ROS is the Robotic Operating System. It’s been used by thousands of developers to prototype and create a robotic application. ROS can be found on robotics in warehouses, self-driving car companies, and on the International Space Station. Louise Poubel is an engineer working with Open Robotics. Today on the podcast, she talks about what it takes to develop software that moves in physical space, including the Sense, Think, Act Cycle, the developer experience, and architecture of ROS.
Why listen to this podcast:
- Writing code for robot development, you use the Sense, Think, Act Cycle.
- ROS is an SDK for robotics. It provides a communication layer that enables data to flow between nodes that handle sensors, logic, and actuation.
- Released on a six-month cadence, Dashing was the latest release (May 2019). Previous releases were supported for one year, Dashing is the first LTS and will be supported for two years.

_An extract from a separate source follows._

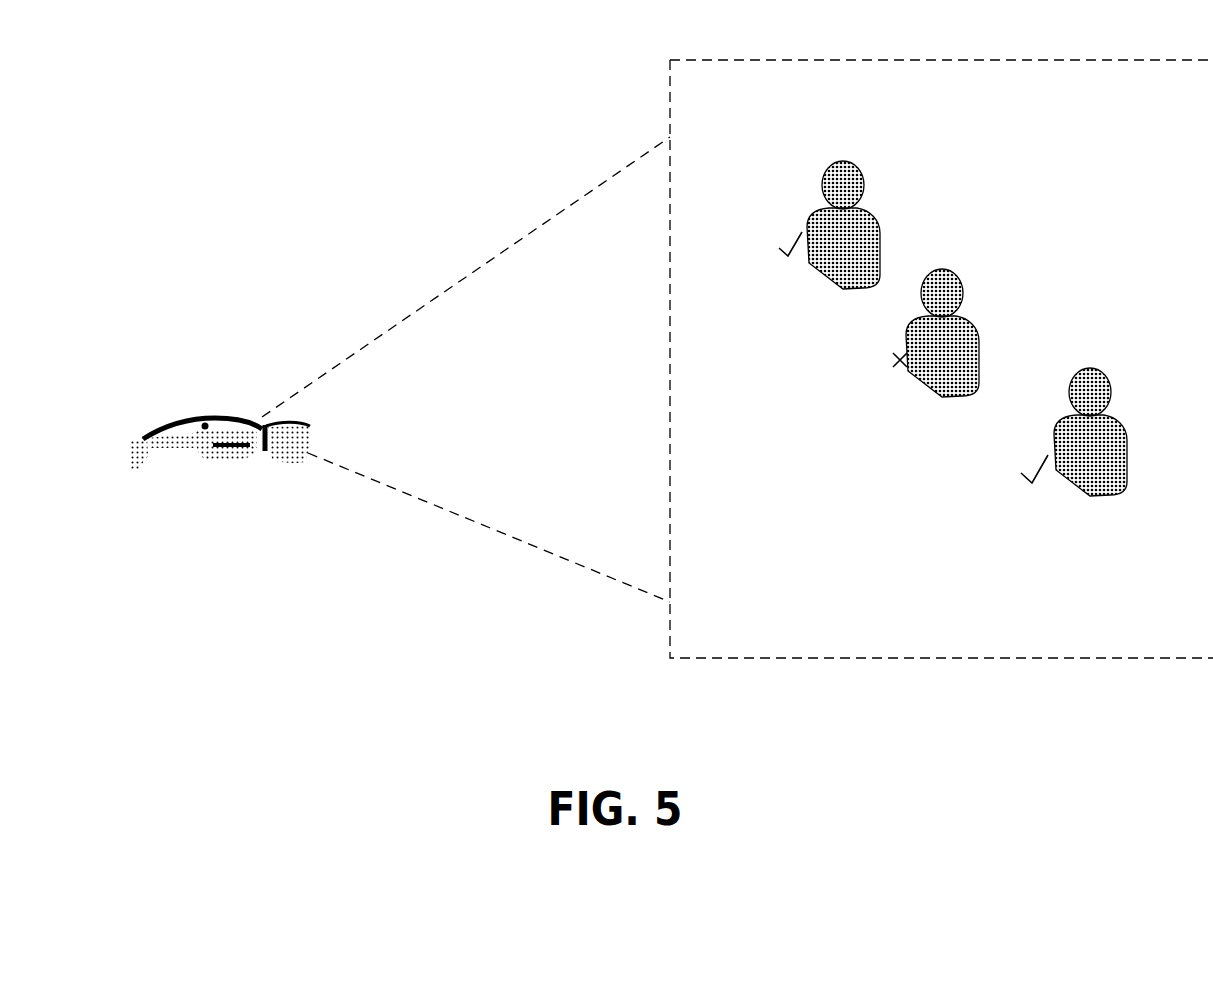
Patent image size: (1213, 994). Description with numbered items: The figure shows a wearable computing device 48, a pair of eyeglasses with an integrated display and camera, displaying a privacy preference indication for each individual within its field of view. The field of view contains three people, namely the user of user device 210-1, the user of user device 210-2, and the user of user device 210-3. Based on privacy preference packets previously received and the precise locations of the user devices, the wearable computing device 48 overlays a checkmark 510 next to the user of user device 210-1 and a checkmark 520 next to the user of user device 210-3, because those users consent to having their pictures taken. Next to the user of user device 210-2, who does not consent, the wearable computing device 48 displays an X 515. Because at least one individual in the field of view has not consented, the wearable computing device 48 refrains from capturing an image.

- ROS 2 builds on top of the standard Data Distribution Service (DDS) that you find in mission-critical systems like nuclear power and airplanes.
- Simulation is an important step in robotics. It allows you to prototype a system before deploying to a physical system.
- Rviz is a three-dimensional visualizer used to visualize robots, the environments they work in, and sensor data. It is a highly configurable tool, with many different types of visualizations and plugins. It allows you to put together all your data in one place and see it.